The relative arrangement of the components and steps, the numerical expressions and numerical values set forth in these embodiments do not limit the scope of the present invention unless specifically stated otherwise. Meanwhile, it should be understood that the sizes of the respective portions shown in the drawings are not drawn in an actual proportional relationship for the convenience of description. Techniques, methods, and apparatus known to those of ordinary skill in the relevant art may not be discussed in detail but are intended to be part of the specification where appropriate. In all examples shown and discussed herein, any particular value should be construed as merely illustrative, and not limiting. Thus, other examples of the exemplary embodiments may have different values. It should be noted that: like reference numbers and letters refer to like items in the following figures, and thus, once an item is defined in one figure, further discussion thereof is not required in subsequent figures.
In the description of the present invention, it is to be understood that the orientation or positional relationship indicated by the orientation words such as "front, rear, upper, lower, left, right", "lateral, vertical, horizontal" and "top, bottom", etc. are usually based on the orientation or positional relationship shown in the drawings, and are only for convenience of description and simplicity of description, and in the case of not making a reverse description, these orientation words do not indicate and imply that the device or element being referred to must have a specific orientation or be constructed and operated in a specific orientation, and therefore, should not be considered as limiting the scope of the present invention; the terms "inner and outer" refer to the inner and outer relative to the profile of the respective component itself.
Spatially relative terms, such as "above … …," "above … …," "above … …," "above," and the like, may be used herein for ease of description to describe one device or feature's spatial relationship to another device or feature as illustrated in the figures. It will be understood that the spatially relative terms are intended to encompass different orientations of the device in use or operation in addition to the orientation depicted in the figures. For example, if a device in the figures is turned over, devices described as "above" or "on" other devices or configurations would then be oriented "below" or "under" the other devices or configurations. Thus, the exemplary term "above … …" can include both an orientation of "above … …" and "below … …". The device may be otherwise variously positioned and the spatially relative descriptors used herein interpreted accordingly.

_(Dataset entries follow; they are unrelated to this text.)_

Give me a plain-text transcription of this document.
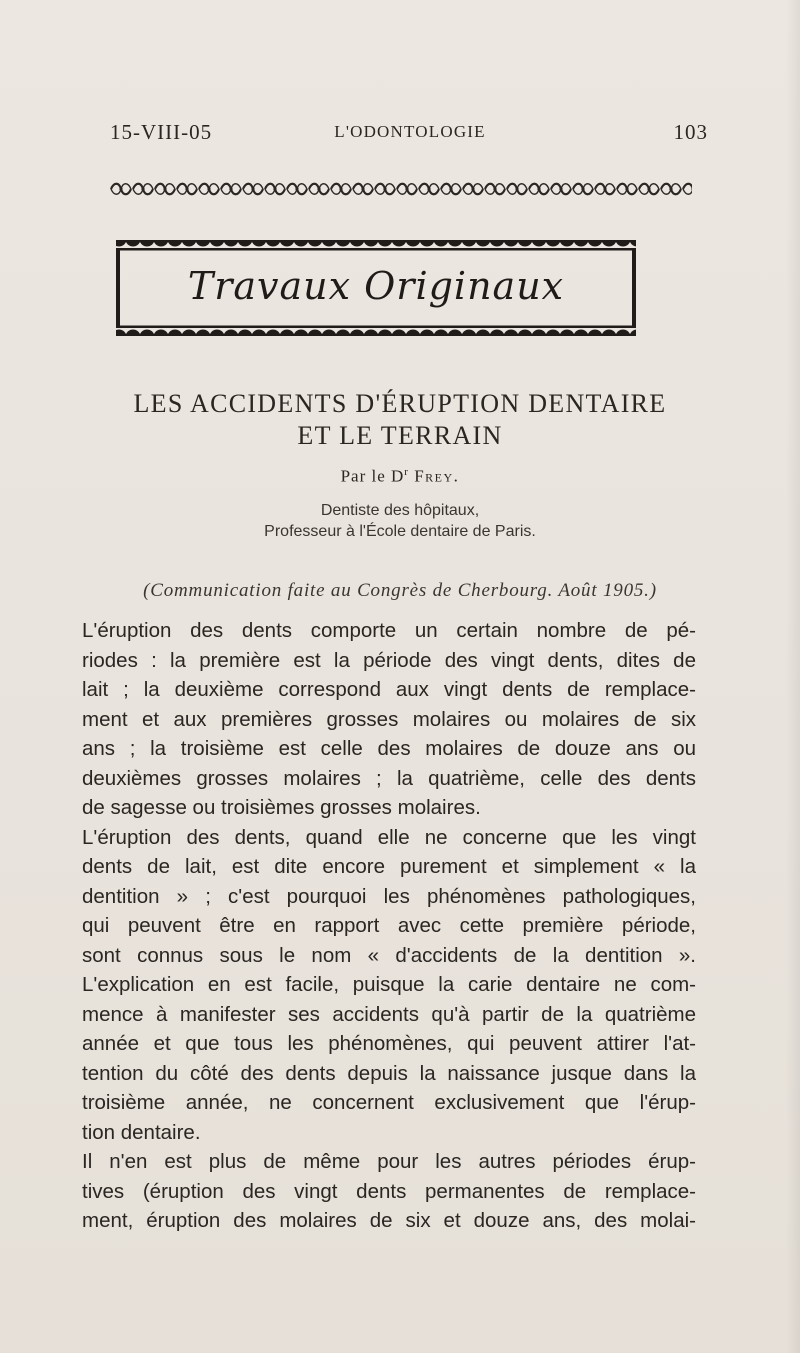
15-VIII-05	L'ODONTOLOGIE	103
Travaux Originaux
LES ACCIDENTS D'ÉRUPTION DENTAIRE
ET LE TERRAIN
Par le $D^r$ Frey.
Dentiste des hôpitaux,
Professeur à l'École dentaire de Paris.
(Communication faite au Congrès de Cherbourg. Août 1905.)
L'éruption des dents comporte un certain nombre de pé-
riodes : la première est la période des vingt dents, dites de
lait ; la deuxième correspond aux vingt dents de remplace-
ment et aux premières grosses molaires ou molaires de six
ans ; la troisième est celle des molaires de douze ans ou
deuxièmes grosses molaires ; la quatrième, celle des dents
de sagesse ou troisièmes grosses molaires.
L'éruption des dents, quand elle ne concerne que les vingt
dents de lait, est dite encore purement et simplement « la
dentition » ; c'est pourquoi les phénomènes pathologiques,
qui peuvent être en rapport avec cette première période,
sont connus sous le nom « d'accidents de la dentition ».
L'explication en est facile, puisque la carie dentaire ne com-
mence à manifester ses accidents qu'à partir de la quatrième
année et que tous les phénomènes, qui peuvent attirer l'at-
tention du côté des dents depuis la naissance jusque dans la
troisième année, ne concernent exclusivement que l'érup-
tion dentaire.
Il n'en est plus de même pour les autres périodes érup-
tives (éruption des vingt dents permanentes de remplace-
ment, éruption des molaires de six et douze ans, des molai-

It should be noted that the terms "first," "second," and the like in the description and claims of this application and in the drawings described above are used for distinguishing between similar elements and not necessarily for describing a particular sequential or chronological order. It is to be understood that the data so used is interchangeable under appropriate circumstances such that the embodiments of the application described herein are capable of operation in sequences other than those illustrated or described herein.
The above description is only a preferred embodiment of the present invention and is not intended to limit the present invention, and various modifications and changes may be made by those skilled in the art. Any modification, equivalent replacement, or improvement made within the spirit and principle of the present invention should be included in the protection scope of the present invention.